How does PyMC3 interpret von Mises boundaries?

If I wanted to have a von Mises distribution that is bounded with a lower bound of 350 degrees and an upper bound of 30 degrees (so encompassing 40 degrees on a 0-359 continuous scale), how would I implement that? It looks like the documentation says that von Mises go from a scale of -np.pi to np.pi, so what happens if I enter a value outside of that? Does it automatically get converted into the -np.pi to np.pi scale?

For example would the following code work correctly?

a = pm.Uniform('a', lower = np.deg2rad(-10.), upper = np.deg2rad(30.))
b = pm.VonMises('b', mu=a, kappa = 30.)

Would work for what you are trying to do?

It seems the von Mises is already bounded to support -np.pi to np.pi according to the documentation. But it’s unclear, even with that documentation, how I can further bound the von Mises such that I want the upper to be -2.96 (equivalent to -170 deg.) and the lower to be 2.62 (equivalent to 150 deg.) but I don’t want pymc3 to interpret the boundaries as the reverse such that 0 would be allowed but -3 would not be allowed. I also want to know whether I need to transform/bound any distribution that is the prior for the mu in the von Mises distribution (such that the prior only inputs values between -np.pi to np.pi) or whether it will automatically get converted within the values that von Mises supports.
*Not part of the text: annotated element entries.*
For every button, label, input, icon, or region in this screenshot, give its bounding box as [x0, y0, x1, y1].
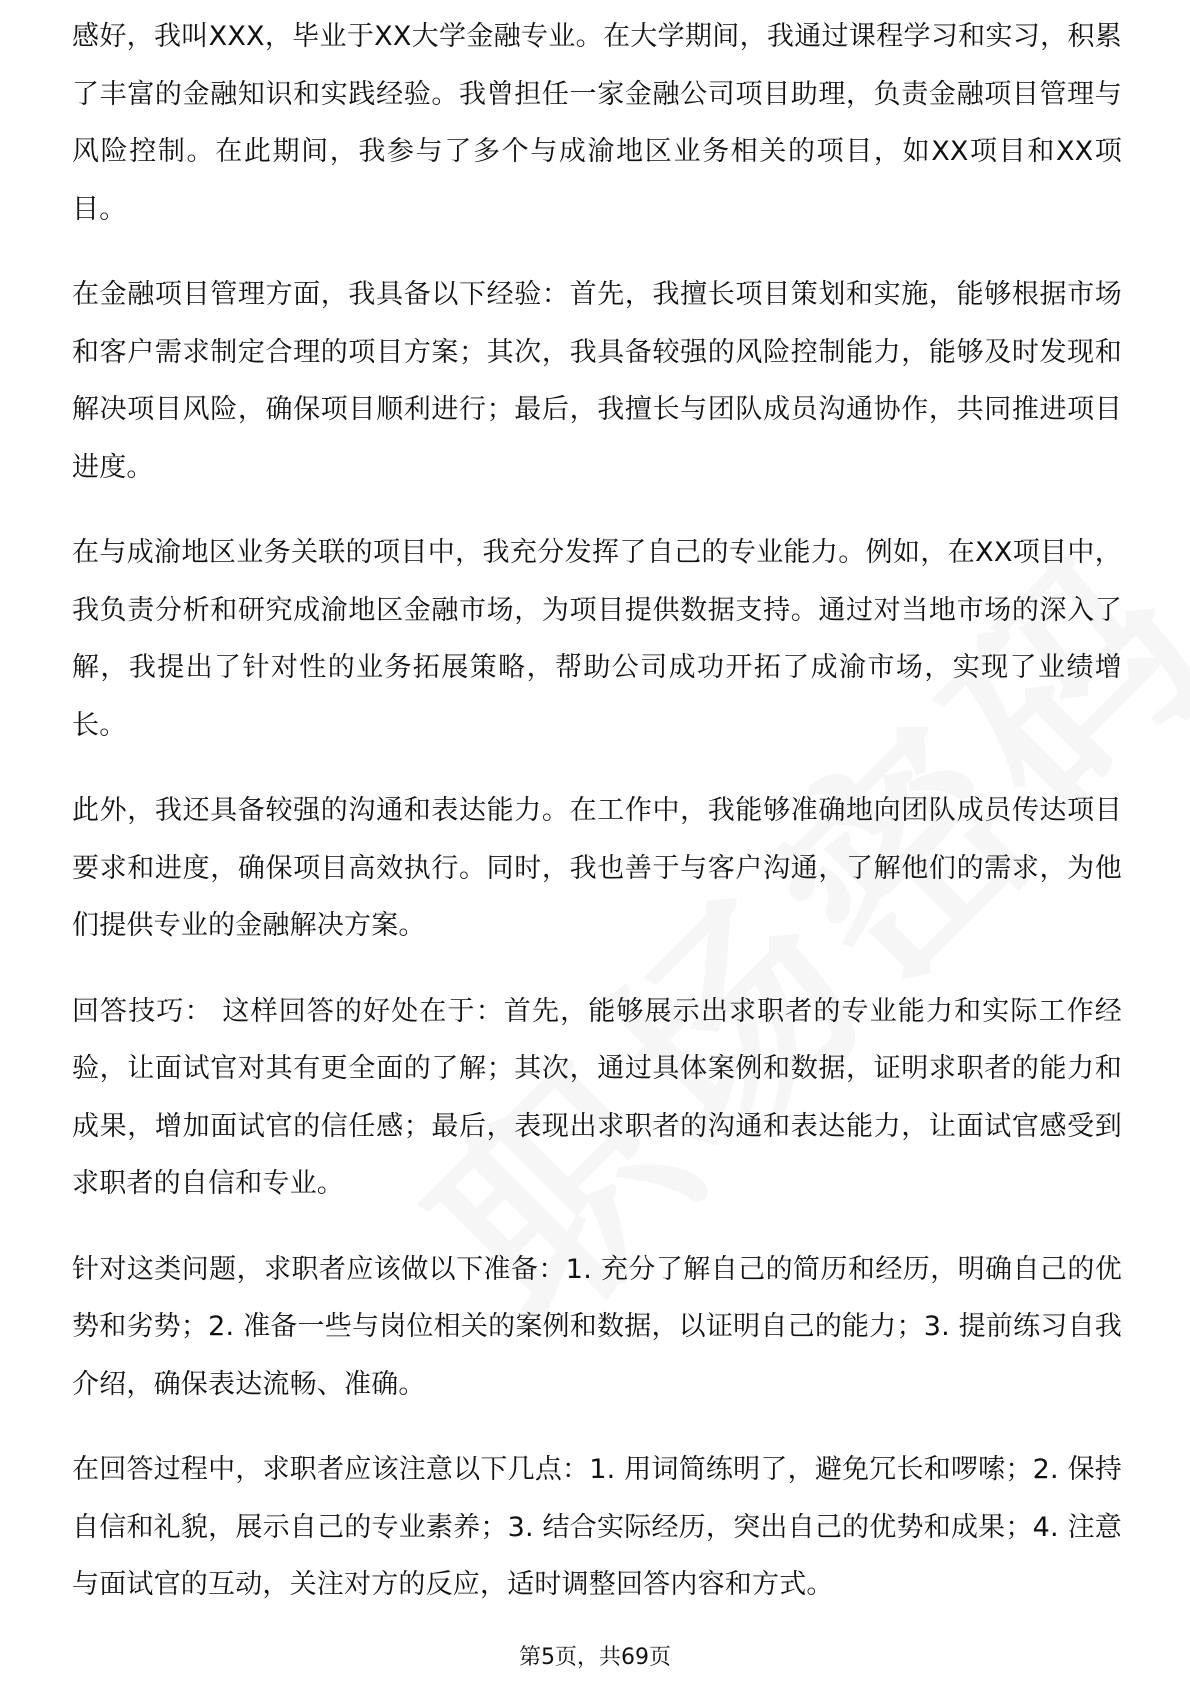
paragraph-1: 感好，我叫XXX，毕业于XX大学金融专业。在大学期间，我通过课程学习和实习，积累了丰富的金融知识和实践经验。我曾担任一家金融公司项目助理，负责金融项目管理与风险控制。在此期间，我参与了多个与成渝地区业务相关的项目，如XX项目和XX项目。 — [72, 21, 1122, 225]
paragraph-6: 针对这类问题，求职者应该做以下准备：1. 充分了解自己的简历和经历，明确自己的优势和劣势；2. 准备一些与岗位相关的案例和数据，以证明自己的能力；3. 提前练习自我介绍，确保表达流畅、准确。 — [72, 1253, 1122, 1400]
paragraph-4: 此外，我还具备较强的沟通和表达能力。在工作中，我能够准确地向团队成员传达项目要求和进度，确保项目高效执行。同时，我也善于与客户沟通，了解他们的需求，为他们提供专业的金融解决方案。 — [72, 795, 1122, 941]
paragraph-5: 回答技巧： 这样回答的好处在于：首先，能够展示出求职者的专业能力和实际工作经验，让面试官对其有更全面的了解；其次，通过具体案例和数据，证明求职者的能力和成果，增加面试官的信任感；最后，表现出求职者的沟通和表达能力，让面试官感受到求职者的自信和专业。 — [72, 995, 1122, 1199]
document-body — [72, 21, 1122, 1642]
page-number-footer: 第5页，共69页 — [519, 1645, 671, 1670]
paragraph-3: 在与成渝地区业务关联的项目中，我充分发挥了自己的专业能力。例如，在XX项目中，我负责分析和研究成渝地区金融市场，为项目提供数据支持。通过对当地市场的深入了解，我提出了针对性的业务拓展策略，帮助公司成功开拓了成渝市场，实现了业绩增长。 — [72, 537, 1122, 741]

The distribution is periodic in 2pi. So any ‘mu’ you specify (directly or through a prior) will get folded into the -pi to pi interval modulo 2pi. You can check this by sampling with mu = mu0, mu0+2pi, mu0+4pi etc.

If I understand your question correctly, you are not trying to alter the period. You are just trying to bound the draws and then flip the interval. A combination of pm.Bound and pm.Deterministic should do it for you. If you are just trying to alter the period and the phase for the distribution, you could still use pm.Deterministic.

Oh I see. Thanks for the help about how ‘mu’ gets folded into the interval. That solves several problems but leaves me with one last concern. If I want to use a mixture of von Mises distributions, I have to specify VonMises.dist, but the use of .dist means that I can’t use pm.Deterministic to fix the folding issue. For instance,

dists = [
    pm.VonMises.dist(mu=3, kappa=10),
    pm.VonMises.dist(mu=-3, kappa=10),
y = pm.Mixture('y', w=p, comp_dists=dists, observed=obs)

Is there a way for me to use a Deterministic function or to otherwise transform the dists so that both von Mises components are within the interval -pi to pi?

For anyone wondering how to fix the von Mises between -pi and pi (given that you are not using a mixture), the easiest way I could think of was to create a custom function:

from theano.compile.ops import as_op
@as_op(itypes=[tt.dscalar], otypes=[tt.dscalar])
def within_pi_op(k):
while (k<-np.pi or k>np.pi):
k[k>np.pi] -= np.pi2
k[k<-np.pi] += np.pi
return k

and then

vm = pm.VonMises(‘vm’,mu=3,kappa=10)
a = pm.Deterministic(‘a’, within_pi_op(vm))

The problem is I can’t use pm.Deterministic.dist so I can’t transfer this to using a mixture of von Mises.

Ok, so I think I have it working now. But it required monkey patching which I realize is bad coding practice. I’d love any ideas on how to get this implemented without monkey patching.

Here’s how PyMC3 currently deals with a mixture of von Mises distributions (using pm.Bound does not fix it and instead removes the values outside the boundaries):

And here’s what I wanted it to do and what it currently does after monkey patching:

The patch I did was to go inside the class VonMises(Continuous) and change the “def random” so that its output of generate_samples is now within_pi(generate_samples), where within_pi just takes all the values lower than -pi and all the values greater than pi and adds 2pi or subtracts 2pi respectively.